All H-1B employers must maintain what’s called a ‘Public Access File’ (PAF). Traditionally, people have done this in paper format. But electronic maintenance is also acceptable. In 2017, the DOL confirmed with the American Immigration Lawyers Association (AILA) that PAFs may be maintained electronically, as long as they can still be provided for inspection within 1 business day.
With the virus potentially creating a long-term disruption in everyday business, employers should work on ensuring their electronic infrastructure is strengthened.

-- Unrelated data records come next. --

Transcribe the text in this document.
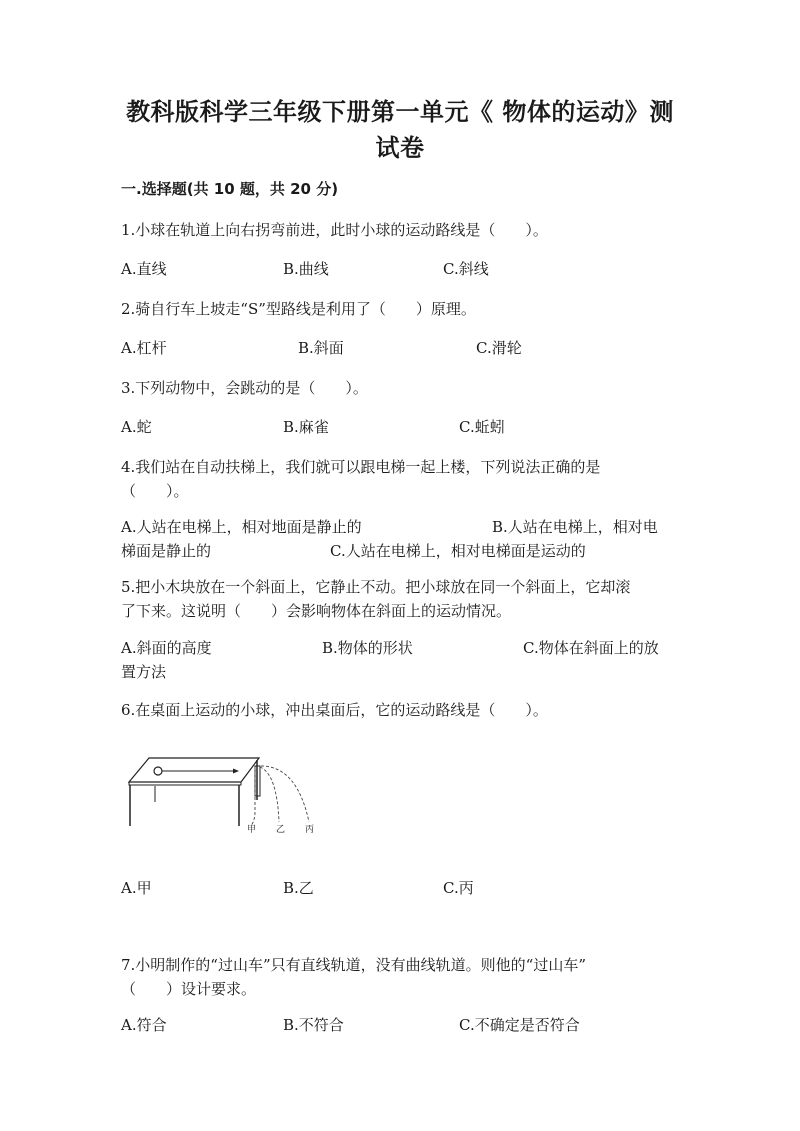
教科版科学三年级下册第一单元《 物体的运动》测
试卷
一.选择题(共 10 题，共 20 分)
1.小球在轨道上向右拐弯前进，此时小球的运动路线是（　　）。
A.直线	B.曲线	C.斜线
2.骑自行车上坡走“S”型路线是利用了（　　）原理。
A.杠杆	B.斜面	C.滑轮
3.下列动物中，会跳动的是（　　）。
A.蛇	B.麻雀	C.蚯蚓
4.我们站在自动扶梯上，我们就可以跟电梯一起上楼，下列说法正确的是
（　　）。
A.人站在电梯上，相对地面是静止的	B.人站在电梯上，相对电
梯面是静止的	C.人站在电梯上，相对电梯面是运动的
5.把小木块放在一个斜面上，它静止不动。把小球放在同一个斜面上，它却滚
了下来。这说明（　　）会影响物体在斜面上的运动情况。
A.斜面的高度	B.物体的形状	C.物体在斜面上的放
置方法
6.在桌面上运动的小球，冲出桌面后，它的运动路线是（　　）。
甲 乙 丙
A.甲	B.乙	C.丙
7.小明制作的“过山车”只有直线轨道，没有曲线轨道。则他的“过山车”
（　　）设计要求。
A.符合	B.不符合	C.不确定是否符合
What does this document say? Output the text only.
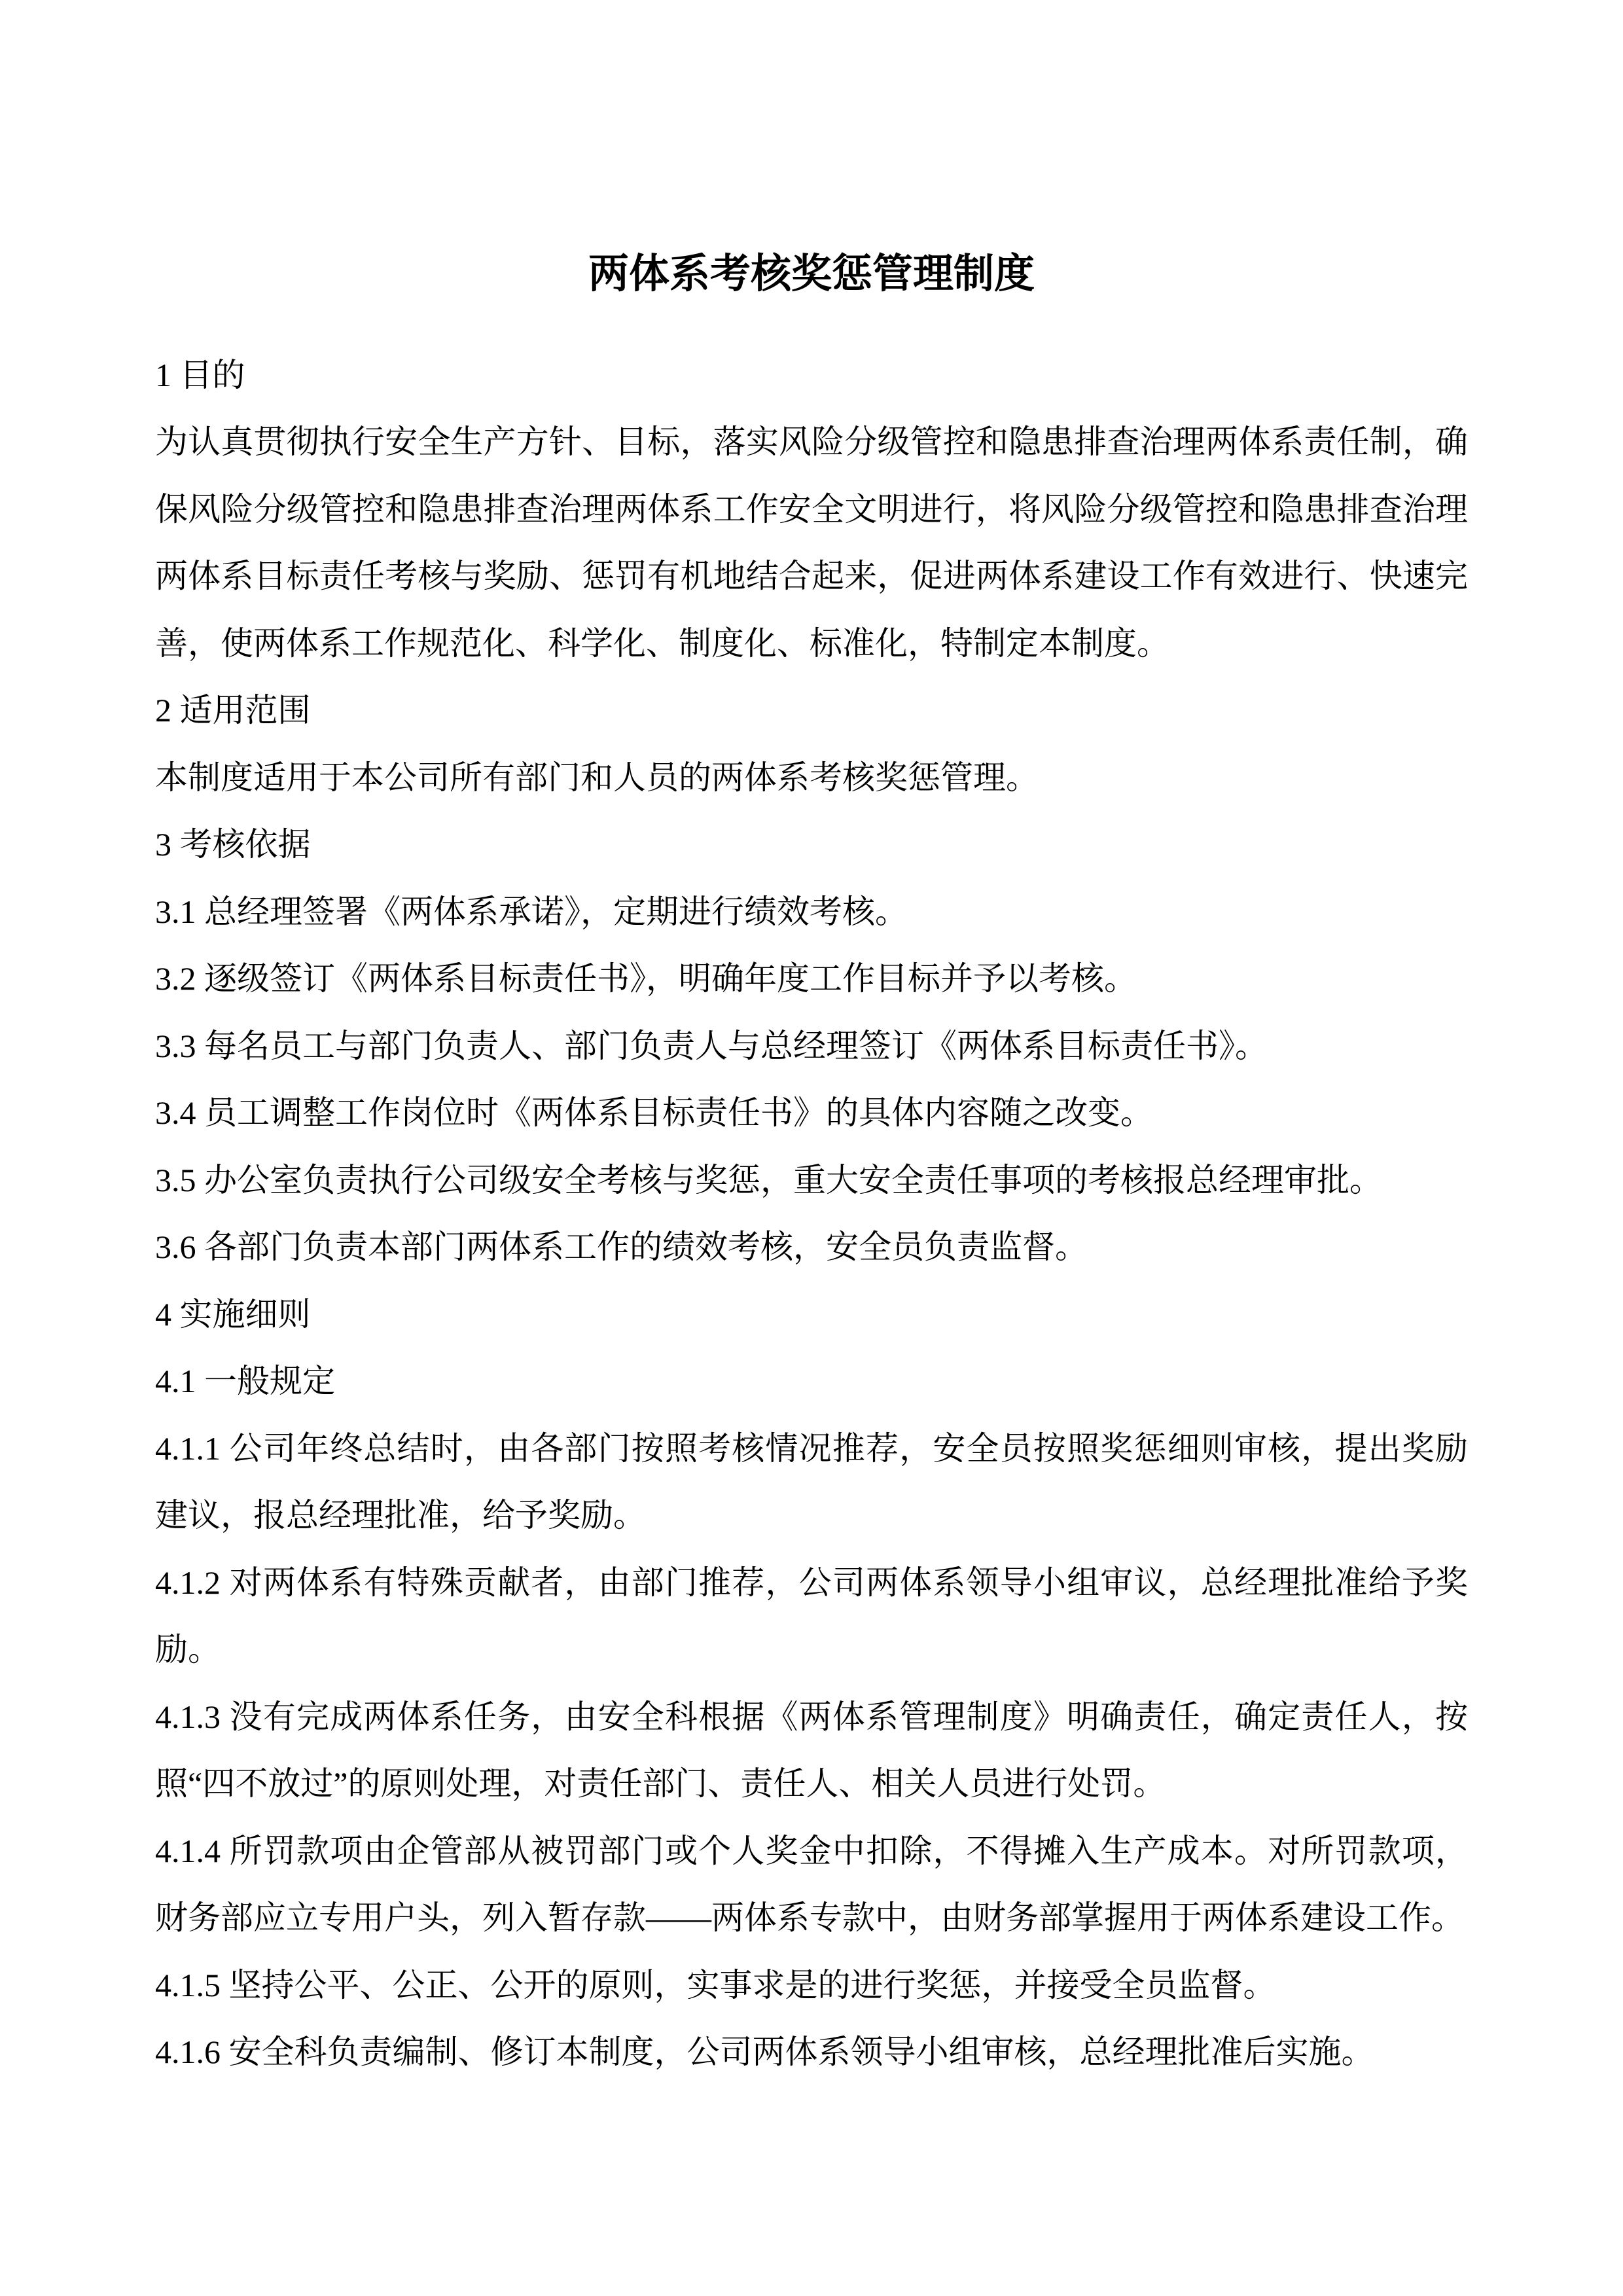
两体系考核奖惩管理制度
1 目的
为认真贯彻执行安全生产方针、目标，落实风险分级管控和隐患排查治理两体系责任制，确保风险分级管控和隐患排查治理两体系工作安全文明进行，将风险分级管控和隐患排查治理两体系目标责任考核与奖励、惩罚有机地结合起来，促进两体系建设工作有效进行、快速完善，使两体系工作规范化、科学化、制度化、标准化，特制定本制度。
2 适用范围
本制度适用于本公司所有部门和人员的两体系考核奖惩管理。
3 考核依据
3.1 总经理签署《两体系承诺》，定期进行绩效考核。
3.2 逐级签订《两体系目标责任书》，明确年度工作目标并予以考核。
3.3 每名员工与部门负责人、部门负责人与总经理签订《两体系目标责任书》。
3.4 员工调整工作岗位时《两体系目标责任书》的具体内容随之改变。
3.5 办公室负责执行公司级安全考核与奖惩，重大安全责任事项的考核报总经理审批。
3.6 各部门负责本部门两体系工作的绩效考核，安全员负责监督。
4 实施细则
4.1 一般规定
4.1.1 公司年终总结时，由各部门按照考核情况推荐，安全员按照奖惩细则审核，提出奖励建议，报总经理批准，给予奖励。
4.1.2 对两体系有特殊贡献者，由部门推荐，公司两体系领导小组审议，总经理批准给予奖励。
4.1.3 没有完成两体系任务，由安全科根据《两体系管理制度》明确责任，确定责任人，按照“四不放过”的原则处理，对责任部门、责任人、相关人员进行处罚。
4.1.4 所罚款项由企管部从被罚部门或个人奖金中扣除，不得摊入生产成本。对所罚款项，财务部应立专用户头，列入暂存款——两体系专款中，由财务部掌握用于两体系建设工作。
4.1.5 坚持公平、公正、公开的原则，实事求是的进行奖惩，并接受全员监督。
4.1.6 安全科负责编制、修订本制度，公司两体系领导小组审核，总经理批准后实施。
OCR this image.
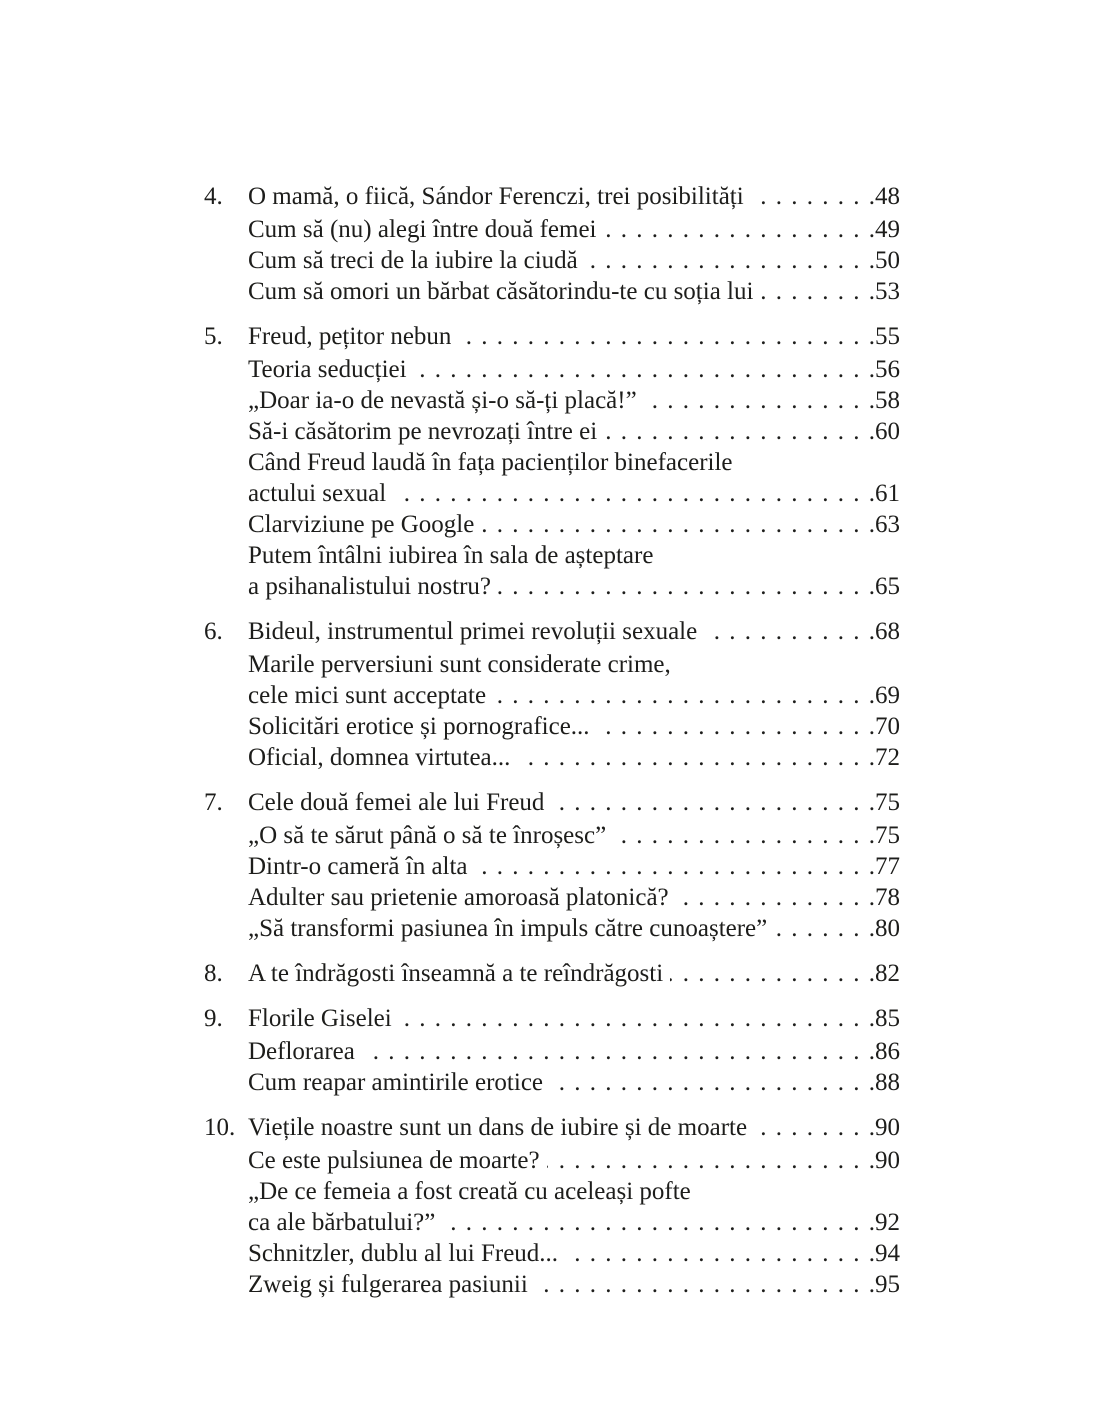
4.	O mamă, o fiică, Sándor Ferenczi, trei posibilități . . .	48
Cum să (nu) alegi între două femei . . .	49
Cum să treci de la iubire la ciudă . . .	50
Cum să omori un bărbat căsătorindu-te cu soția lui . . .	53
5.	Freud, pețitor nebun . . .	55
Teoria seducției . . .	56
„Doar ia-o de nevastă și-o să-ți placă!” . . .	58
Să-i căsătorim pe nevrozați între ei . . .	60
Când Freud laudă în fața pacienților binefacerile
actului sexual . . .	61
Clarviziune pe Google . . .	63
Putem întâlni iubirea în sala de așteptare
a psihanalistului nostru? . . .	65
6.	Bideul, instrumentul primei revoluții sexuale . . .	68
Marile perversiuni sunt considerate crime,
cele mici sunt acceptate . . .	69
Solicitări erotice și pornografice... . . .	70
Oficial, domnea virtutea... . . .	72
7.	Cele două femei ale lui Freud . . .	75
„O să te sărut până o să te înroșesc” . . .	75
Dintr-o cameră în alta . . .	77
Adulter sau prietenie amoroasă platonică? . . .	78
„Să transformi pasiunea în impuls către cunoaștere” . . .	80
8.	A te îndrăgosti înseamnă a te reîndrăgosti . . .	82
9.	Florile Giselei . . .	85
Deflorarea . . .	86
Cum reapar amintirile erotice . . .	88
10. Viețile noastre sunt un dans de iubire și de moarte . . .	90
Ce este pulsiunea de moarte? . . .	90
„De ce femeia a fost creată cu aceleași pofte
ca ale bărbatului?” . . .	92
Schnitzler, dublu al lui Freud... . . .	94
Zweig și fulgerarea pasiunii . . .	95
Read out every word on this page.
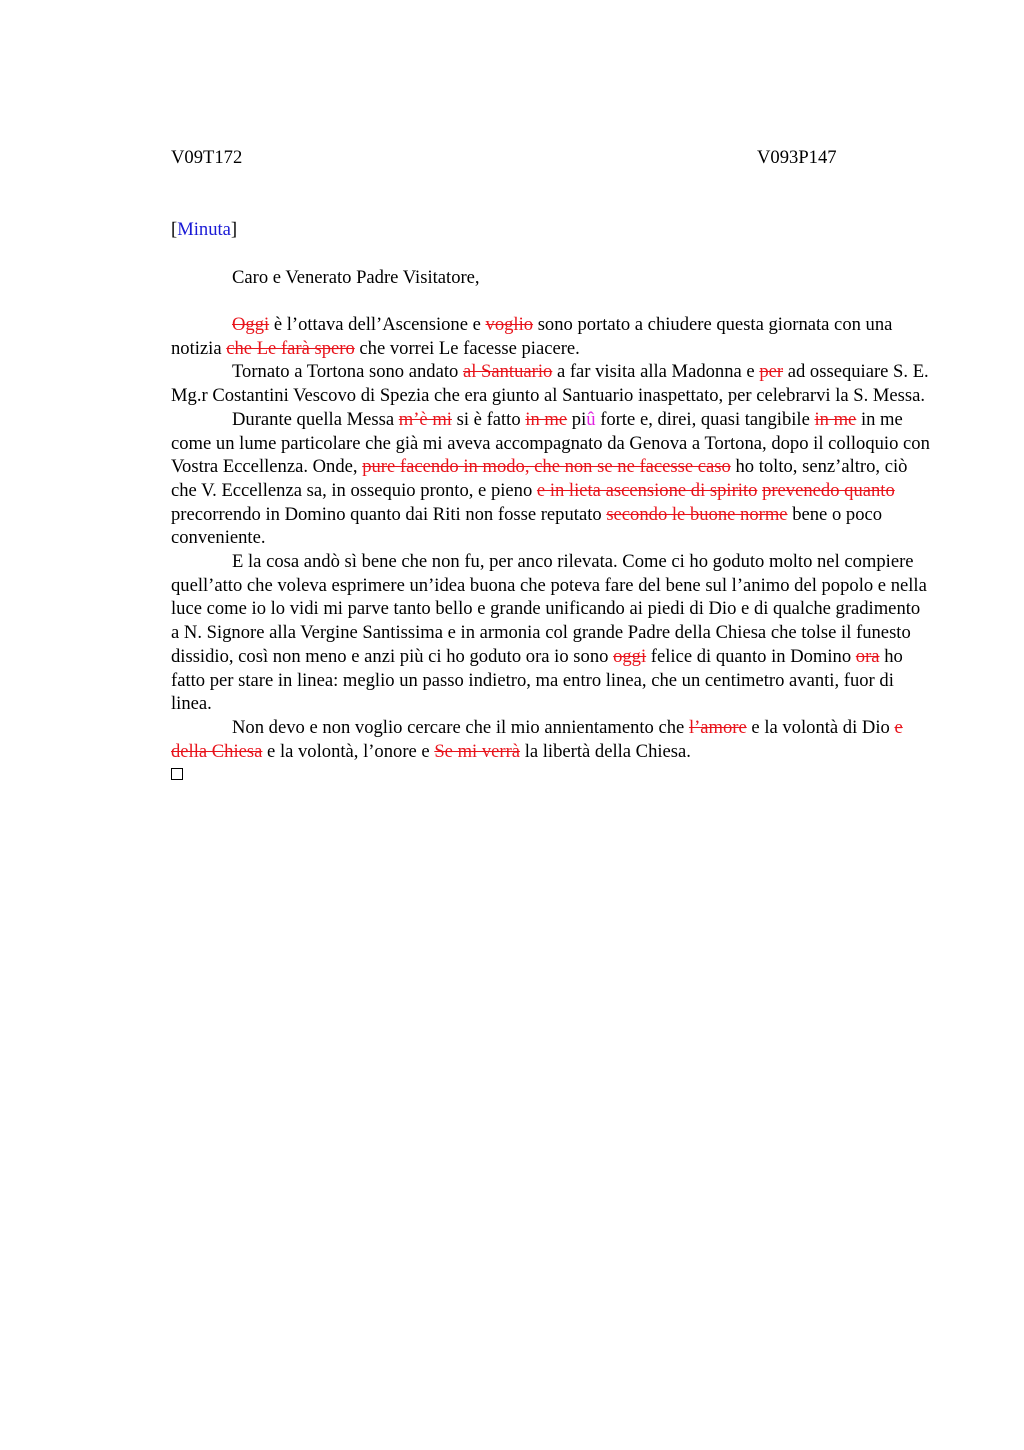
V09T172	V093P147
[Minuta]
Caro e Venerato Padre Visitatore,

Oggi è l’ottava dell’Ascensione e voglio sono portato a chiudere questa giornata con una notizia che Le farà spero che vorrei Le facesse piacere.

Tornato a Tortona sono andato al Santuario a far visita alla Madonna e per ad ossequiare S. E. Mg.r Costantini Vescovo di Spezia che era giunto al Santuario inaspettato, per celebrarvi la S. Messa.

Durante quella Messa m’è mi si è fatto in me piû forte e, direi, quasi tangibile in me in me come un lume particolare che già mi aveva accompagnato da Genova a Tortona, dopo il colloquio con Vostra Eccellenza. Onde, pure facendo in modo, che non se ne facesse caso ho tolto, senz’altro, ciò che V. Eccellenza sa, in ossequio pronto, e pieno e in lieta ascensione di spirito prevenedo quanto precorrendo in Domino quanto dai Riti non fosse reputato secondo le buone norme bene o poco conveniente.

E la cosa andò sì bene che non fu, per anco rilevata. Come ci ho goduto molto nel compiere quell’atto che voleva esprimere un’idea buona che poteva fare del bene sul l’animo del popolo e nella luce come io lo vidi mi parve tanto bello e grande unificando ai piedi di Dio e di qualche gradimento a N. Signore alla Vergine Santissima e in armonia col grande Padre della Chiesa che tolse il funesto dissidio, così non meno e anzi più ci ho goduto ora io sono oggi felice di quanto in Domino ora ho fatto per stare in linea: meglio un passo indietro, ma entro linea, che un centimetro avanti, fuor di linea.

Non devo e non voglio cercare che il mio annientamento che l’amore e la volontà di Dio e della Chiesa e la volontà, l’onore e Se mi verrà la libertà della Chiesa.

Preparation of the H-1B application
This year, the administration introduced a new process to file the Form I-129 and supporting documentation only if the application is selected in the pre-registration ‘lottery’. Some may opt to file the LCA after selection. The I-129 form was recently updated, which must be used in all H-1B applications to include public charge issues.
Many lawyers use electronic case management systems. Our office has been a customer of Inszoom for the duration of our practice. Such databases can be accessed remotely, so it shouldn’t be a problem completing forms remotely.
The strategic planning will occur around the preparation of the actual filing. USCIS will only accept original signatures on forms, so they will need to be physically sent to the lawyer to file with USCIS. But as COVID-19 protocols progress, and if Seattle becomes the next Italy with a required lockdown, this may pose a particular challenge.
Additionally, the motto in immigration filings seems to be ‘cut more trees’. In other words, you MUST file paper applications that are often 2-4 inches in size. These applications often need to be sent in duplicate so that embassies have access to the information as well. More trees, see?
There will be many unprecedented issues should Seattle need to institute stricter COVID-19 policies like the lockdown in Italy. If that happens, it will become next-to impossible to file these cases. For instance, how do clients get original signatures and checks to us? How do we copy/print and Fedex our petitions? How does Fedex operate, or will it operate at all?
Unprecedented times call for unprecedented measures. We will continue to keep our clients posted as things develop, of course. Businesses in general need to keep these things in mind as they grapple with so many other issues, such as remote work, payroll, and so much more.
My hope is that, should it become necessary, the Department of Homeland Security (DHS) issues guidance for extending the 90-day window in which H-1B applications must be filed. DHS will also need to consider extending cap-gap status for F-1 students waiting for H-1B adjudication. Businesses in turn will also need to plan for adjudications that go beyond October or even beyond January 2021.
In the meantime, lawyers and clients alike must do whatever possible plan and prepare, communicate closely, and ensure what is in our control is dealt with efficiently and possibly with creativity. For the rest, we will have to have faith that the administration will do the right thing at each stage as necessary.